Roberto e a amiga subiram o Pico Paraná na virada do ano para acompanhar o nascer do sol do primeiro dia de 2026. No entanto, durante a descida, os dois se separaram. O jovem permaneceu atrás e, desde então, não foi mais visto.

Segundo Thayane, ela optou por seguir sozinha por acreditar que havia outras pessoas na trilha e que não haveria riscos imediatos. Ainda conforme o relato, deixar companheiros para trás durante trilhas e corridas em montanha seria algo comum em sua rotina.

A justificativa, porém, gerou forte reação.
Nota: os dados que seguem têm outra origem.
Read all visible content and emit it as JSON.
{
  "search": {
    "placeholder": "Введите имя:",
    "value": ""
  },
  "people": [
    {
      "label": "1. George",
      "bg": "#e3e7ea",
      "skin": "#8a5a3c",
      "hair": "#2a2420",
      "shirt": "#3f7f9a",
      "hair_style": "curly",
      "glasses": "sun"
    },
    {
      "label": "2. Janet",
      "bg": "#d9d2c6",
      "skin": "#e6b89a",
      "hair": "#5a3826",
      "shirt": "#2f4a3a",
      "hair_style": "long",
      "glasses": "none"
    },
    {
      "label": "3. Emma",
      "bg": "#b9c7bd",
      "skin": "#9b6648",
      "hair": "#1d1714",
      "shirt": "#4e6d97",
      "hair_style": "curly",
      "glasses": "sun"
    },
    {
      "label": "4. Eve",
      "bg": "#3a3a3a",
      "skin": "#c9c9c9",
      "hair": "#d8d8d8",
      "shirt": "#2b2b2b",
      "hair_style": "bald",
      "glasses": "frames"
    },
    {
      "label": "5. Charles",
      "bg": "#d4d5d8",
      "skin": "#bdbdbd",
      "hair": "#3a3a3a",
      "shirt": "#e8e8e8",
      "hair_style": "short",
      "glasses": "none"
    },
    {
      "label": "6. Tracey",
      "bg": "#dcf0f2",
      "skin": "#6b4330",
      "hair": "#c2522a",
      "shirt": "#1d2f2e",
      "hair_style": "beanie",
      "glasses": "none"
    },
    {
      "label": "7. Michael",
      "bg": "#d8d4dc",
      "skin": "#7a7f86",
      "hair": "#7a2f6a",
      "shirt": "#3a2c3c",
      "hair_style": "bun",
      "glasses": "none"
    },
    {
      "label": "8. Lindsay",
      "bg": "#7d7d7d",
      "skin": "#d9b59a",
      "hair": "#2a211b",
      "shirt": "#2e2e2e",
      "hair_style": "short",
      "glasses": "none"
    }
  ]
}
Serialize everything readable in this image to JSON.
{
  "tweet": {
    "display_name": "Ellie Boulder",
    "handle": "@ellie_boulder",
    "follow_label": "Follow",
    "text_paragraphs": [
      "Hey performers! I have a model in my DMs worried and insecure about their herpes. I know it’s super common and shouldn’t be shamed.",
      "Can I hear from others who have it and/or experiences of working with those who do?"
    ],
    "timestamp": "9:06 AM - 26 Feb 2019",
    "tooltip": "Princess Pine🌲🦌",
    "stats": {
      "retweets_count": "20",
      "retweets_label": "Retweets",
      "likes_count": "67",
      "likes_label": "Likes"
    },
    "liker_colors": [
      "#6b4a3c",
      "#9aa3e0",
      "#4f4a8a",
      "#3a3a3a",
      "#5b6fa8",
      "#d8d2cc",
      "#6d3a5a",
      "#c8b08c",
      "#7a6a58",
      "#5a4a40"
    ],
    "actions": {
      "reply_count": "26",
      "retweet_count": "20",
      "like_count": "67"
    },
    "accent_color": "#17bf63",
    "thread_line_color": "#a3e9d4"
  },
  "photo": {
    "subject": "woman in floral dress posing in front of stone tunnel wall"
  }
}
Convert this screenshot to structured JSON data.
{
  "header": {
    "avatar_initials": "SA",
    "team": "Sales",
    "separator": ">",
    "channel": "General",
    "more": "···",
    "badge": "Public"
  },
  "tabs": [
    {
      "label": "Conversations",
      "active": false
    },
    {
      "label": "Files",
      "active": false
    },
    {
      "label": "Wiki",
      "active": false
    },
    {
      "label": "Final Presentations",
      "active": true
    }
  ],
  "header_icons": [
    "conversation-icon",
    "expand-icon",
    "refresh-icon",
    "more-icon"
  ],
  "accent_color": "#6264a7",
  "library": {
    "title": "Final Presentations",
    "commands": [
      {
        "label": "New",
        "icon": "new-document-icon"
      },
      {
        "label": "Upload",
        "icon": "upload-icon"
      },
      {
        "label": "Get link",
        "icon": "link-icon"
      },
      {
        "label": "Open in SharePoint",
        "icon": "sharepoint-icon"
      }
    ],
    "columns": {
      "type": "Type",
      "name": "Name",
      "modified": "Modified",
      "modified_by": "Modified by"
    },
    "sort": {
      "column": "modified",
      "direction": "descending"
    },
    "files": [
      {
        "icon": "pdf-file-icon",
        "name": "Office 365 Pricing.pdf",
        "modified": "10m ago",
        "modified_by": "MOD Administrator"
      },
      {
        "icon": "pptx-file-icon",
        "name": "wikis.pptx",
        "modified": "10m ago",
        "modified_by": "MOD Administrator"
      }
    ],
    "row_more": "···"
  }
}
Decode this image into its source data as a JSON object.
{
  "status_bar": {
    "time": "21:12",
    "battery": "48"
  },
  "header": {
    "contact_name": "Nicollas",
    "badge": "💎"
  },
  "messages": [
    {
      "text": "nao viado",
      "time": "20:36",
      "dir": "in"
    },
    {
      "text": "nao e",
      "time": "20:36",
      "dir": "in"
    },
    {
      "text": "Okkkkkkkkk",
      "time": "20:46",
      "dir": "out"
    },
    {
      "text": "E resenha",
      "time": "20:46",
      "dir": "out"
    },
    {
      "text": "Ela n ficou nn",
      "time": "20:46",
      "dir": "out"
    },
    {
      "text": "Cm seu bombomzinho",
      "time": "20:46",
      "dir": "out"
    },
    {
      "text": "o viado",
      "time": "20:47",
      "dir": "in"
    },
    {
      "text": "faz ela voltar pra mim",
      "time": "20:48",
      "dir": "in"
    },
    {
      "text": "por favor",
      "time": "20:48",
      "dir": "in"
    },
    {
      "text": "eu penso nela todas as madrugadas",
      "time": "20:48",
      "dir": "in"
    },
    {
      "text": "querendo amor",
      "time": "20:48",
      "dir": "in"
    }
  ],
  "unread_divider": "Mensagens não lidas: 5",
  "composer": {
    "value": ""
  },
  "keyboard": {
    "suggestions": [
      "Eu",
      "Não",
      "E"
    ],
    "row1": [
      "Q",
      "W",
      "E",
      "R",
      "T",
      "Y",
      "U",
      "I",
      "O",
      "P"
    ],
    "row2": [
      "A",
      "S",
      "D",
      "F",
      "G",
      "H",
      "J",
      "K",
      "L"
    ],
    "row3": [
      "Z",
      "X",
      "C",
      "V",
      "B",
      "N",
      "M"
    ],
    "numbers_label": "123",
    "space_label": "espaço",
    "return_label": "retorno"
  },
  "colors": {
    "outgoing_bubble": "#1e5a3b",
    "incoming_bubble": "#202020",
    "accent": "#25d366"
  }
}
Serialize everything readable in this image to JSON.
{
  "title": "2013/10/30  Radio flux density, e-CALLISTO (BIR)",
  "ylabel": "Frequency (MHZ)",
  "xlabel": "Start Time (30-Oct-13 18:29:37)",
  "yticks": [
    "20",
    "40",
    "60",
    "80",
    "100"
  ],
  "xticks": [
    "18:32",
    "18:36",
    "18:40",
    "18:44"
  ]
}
Familiares, montanhistas experientes e integrantes das equipes de resgate criticaram a conduta, ressaltando que abandonar alguém em ambiente de alta montanha, especialmente em situação de possível debilidade física, representa risco extremo.

Mal-estar durante a subida

Depoimentos de testemunhas indicam que Roberto apresentou sinais evidentes de mal-estar ainda durante a subida, incluindo episódios de vômito e cansaço intenso. Outros trilheiros teriam alertado a amiga sobre a importância de permanecer ao lado dele, destacando que o Pico Paraná é um local considerado hostil, com mudanças climáticas repentinas.

Mesmo diante dos alertas, a jovem teria seguido em ritmo acelerado, registrando vídeos para as redes sociais. Horas depois, já no acampamento, ao ser questionada por outros montanhistas sobre o paradeiro de Roberto, afirmou não saber onde ele estava.

A partir desse momento, o caso passou a ser tratado como emergência, e o CB (Corpo de Bombeiros) foi acionado para iniciar as buscas.

Buscas seguem intensas

As operações de resgate continuam mobilizando helicópteros, drones, câmeras térmicas, equipes especializadas em ambientes verticais e técnicas como rapel. Para não comprometer os trabalhos, o acesso ao Parque Estadual Pico Paraná foi parcialmente interditado.

A família do jovem acompanha as buscas na base da montanha e cobra esclarecimentos detalhados sobre a conduta da amiga e a sequência exata dos acontecimentos que antecederam o desaparecimento.